Global careers and economic opportunities lure several NRI folks back to India to settle down and as a result the children are also forced to tug along to a place that seems as foreign as it was to their parents when they first arrived in this country as graduate school students. The number of Indians going back, especially from Bay Area, given its Indian population is still on the rise with every passing year. As a result of this, several young Silicon valley children are trying to adjust themselves to the school environment, community and plain simple, just living in India.
Statistics show that per the National Association of Software Service Companies, atleast 22,000 NRI's have returned to India and more than half of it is from Bay area.

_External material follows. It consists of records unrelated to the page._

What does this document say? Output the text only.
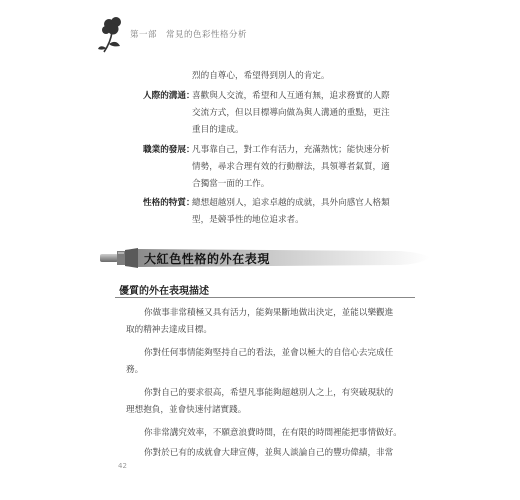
第一部　常見的色彩性格分析
烈的自尊心，希望得到別人的肯定。
人際的溝通：
喜歡與人交流，希望和人互通有無，追求務實的人際
交流方式，但以目標導向做為與人溝通的重點，更注
重目的達成。
職業的發展：
凡事靠自己，對工作有活力，充滿熱忱；能快速分析
情勢，尋求合理有效的行動辦法，具領導者氣質，適
合獨當一面的工作。
性格的特質：
總想超越別人，追求卓越的成就，具外向感官人格類
型，是競爭性的地位追求者。
大紅色性格的外在表現
優質的外在表現描述
你做事非常積極又具有活力，能夠果斷地做出決定，並能以樂觀進
取的精神去達成目標。
你對任何事情能夠堅持自己的看法，並會以極大的自信心去完成任
務。
你對自己的要求很高，希望凡事能夠超越別人之上，有突破現狀的
理想抱負，並會快速付諸實踐。
你非常講究效率，不願意浪費時間，在有限的時間裡能把事情做好。
你對於已有的成就會大肆宣傳，並與人談論自己的豐功偉績，非常
42
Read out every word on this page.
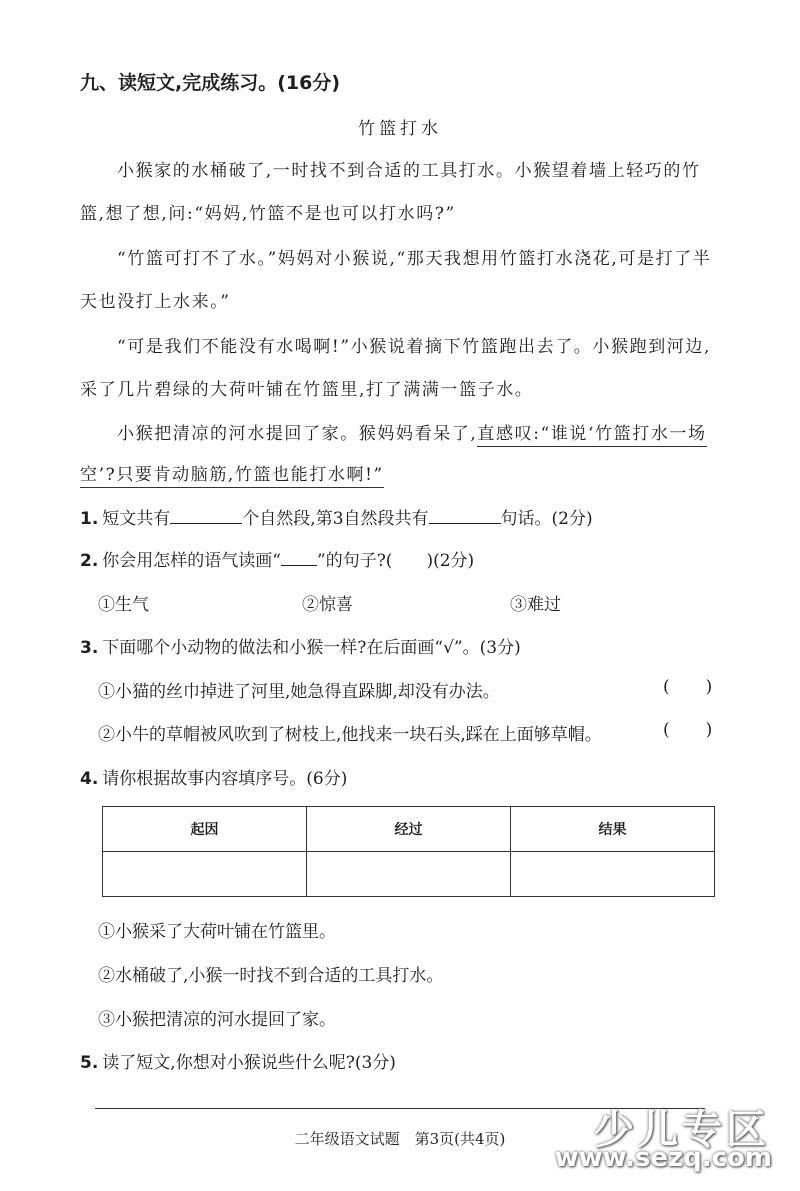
九、读短文,完成练习。(16分)
竹篮打水
小猴家的水桶破了,一时找不到合适的工具打水。小猴望着墙上轻巧的竹
篮,想了想,问:“妈妈,竹篮不是也可以打水吗?”
“竹篮可打不了水。”妈妈对小猴说,“那天我想用竹篮打水浇花,可是打了半
天也没打上水来。”
“可是我们不能没有水喝啊!”小猴说着摘下竹篮跑出去了。小猴跑到河边,
采了几片碧绿的大荷叶铺在竹篮里,打了满满一篮子水。
小猴把清凉的河水提回了家。猴妈妈看呆了,直感叹:“谁说‘竹篮打水一场
空’?只要肯动脑筋,竹篮也能打水啊!”
1. 短文共有	个自然段,第3自然段共有	句话。(2分)
2. 你会用怎样的语气读画“ ”的句子?( )(2分)
①生气	②惊喜	③难过
3. 下面哪个小动物的做法和小猴一样?在后面画“√”。(3分)
①小猫的丝巾掉进了河里,她急得直跺脚,却没有办法。	( )
②小牛的草帽被风吹到了树枝上,他找来一块石头,踩在上面够草帽。	( )
4. 请你根据故事内容填序号。(6分)
起因	经过	结果

①小猴采了大荷叶铺在竹篮里。
②水桶破了,小猴一时找不到合适的工具打水。
③小猴把清凉的河水提回了家。
5. 读了短文,你想对小猴说些什么呢?(3分)
二年级语文试题　第3页(共4页)	少儿专区
www.sezq.com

Companies like Cisco, Hewlett-Packard, Intel and Oracle are some of the major corporations that the parents are employed in and when they go back to posh, expat style, gated-community living in Bangalore where their neighbours are colleagues and friends from US, life is much more secure. Little do they realize, that just outside the walls of those posh residences, there exists profound poverty, which is the first glimpse of reality that their US returned children get to see.

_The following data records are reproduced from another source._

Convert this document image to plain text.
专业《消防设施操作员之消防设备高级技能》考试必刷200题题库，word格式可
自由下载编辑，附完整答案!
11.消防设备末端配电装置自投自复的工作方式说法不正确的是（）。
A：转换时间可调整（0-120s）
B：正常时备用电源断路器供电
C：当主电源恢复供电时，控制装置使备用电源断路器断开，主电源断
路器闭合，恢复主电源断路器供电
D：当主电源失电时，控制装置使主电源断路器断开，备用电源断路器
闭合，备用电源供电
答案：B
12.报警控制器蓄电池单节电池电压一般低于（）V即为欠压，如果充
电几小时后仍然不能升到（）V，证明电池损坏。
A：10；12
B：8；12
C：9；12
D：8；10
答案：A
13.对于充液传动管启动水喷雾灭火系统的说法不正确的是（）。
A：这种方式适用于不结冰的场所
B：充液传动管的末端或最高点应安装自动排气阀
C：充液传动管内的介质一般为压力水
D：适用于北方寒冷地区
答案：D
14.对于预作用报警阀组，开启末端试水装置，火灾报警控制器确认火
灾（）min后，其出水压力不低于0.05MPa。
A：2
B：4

While, attending International Schools may not be that much of a shift in cultures, nevertheless, the differences are still striking. The article has excerpts from what a few of the kids who were unhappy with their Indian classroom experiences said-
1. Students at school must stand up any time an adult enters the classroom
2. Students are required to address instructors as "Sir" or "Miss" and of course wear uniforms, somtimes with ties.
3. More than that, they have to wear a name tag/badge. One of the girls asks,"How many California schools make you wear a dog tag?"
4. Have to endure teasing from Indian classmates about their American accent.
5. Girls are not allowed to wear make up to school or even let their hair down, which is very much an active ingredient of teen school life in US
6. Last, but the most important difference is that the kids find that their teachers don't encourage creativity in the schools. Neither do the teachers encourage asking questions (in fact, many times the teacher tells you to shut up and listen to her talking), sometimes the teacher's response is "You don't need to know that." In the US, school and education is more about helping you grow as an individual and being creative and applying your learnings to real life examples.
A few other students who had adapted more easily to their new surroundings and environment had the following to say-
1. Coming to India breaks your mental block of America being everything in the world to you.
2. There is a lot more to the Indian community and you experience something very different and enriching.
3. Mingling with other religious students and learning about India's ways makes us more flexible with adjusting our ways and hence we have no fear of the unknown.
4. While there are no high school proms and dating activities, we do lot of things within our community as a group of friends.
5. Life here is much more slower and relaxing than being in US.
6. We have different people to cater to our needs, like a driver to take us out, a maid to clean and a cook for our meals and of course access to cousins and grandparents is always there.
While the census is that some kids are more adaptable than others, it is still a safe haven of living in a posh neighbourhood inside a world that is cut off from the poverty and other aspects of day to day Indian living, though a drive in the car and while waiting at the signal, you'll never miss begging children rapping on your air conditioned glass windows.
But, some of these kids still keep in touch with their Bay area friends, especially the ones who miss their silicon valley lives the most. They are up at night chatting with their friends who live here and look forward to the summer when they can be back in the Bay Area to attend summer school and do other activities that aren't there in India. And of course, like most other expat kids, they will be back in the US for their undergraduate education.
While, both returning parents and children come to terms with living in a global culture, sometimes, it just feels down right confusing for the kids, while the parents keep telling them that your old silicon valley life has not gone away, you've just grown an extra one and will go back to your old one once you are in college.
Link to the original article: http://www.mercurynews.com/ci_10898080?IADID=Search-www.mercurynews.com-www.mercurynews.com
Happy Children's Day and Thank God its Friday!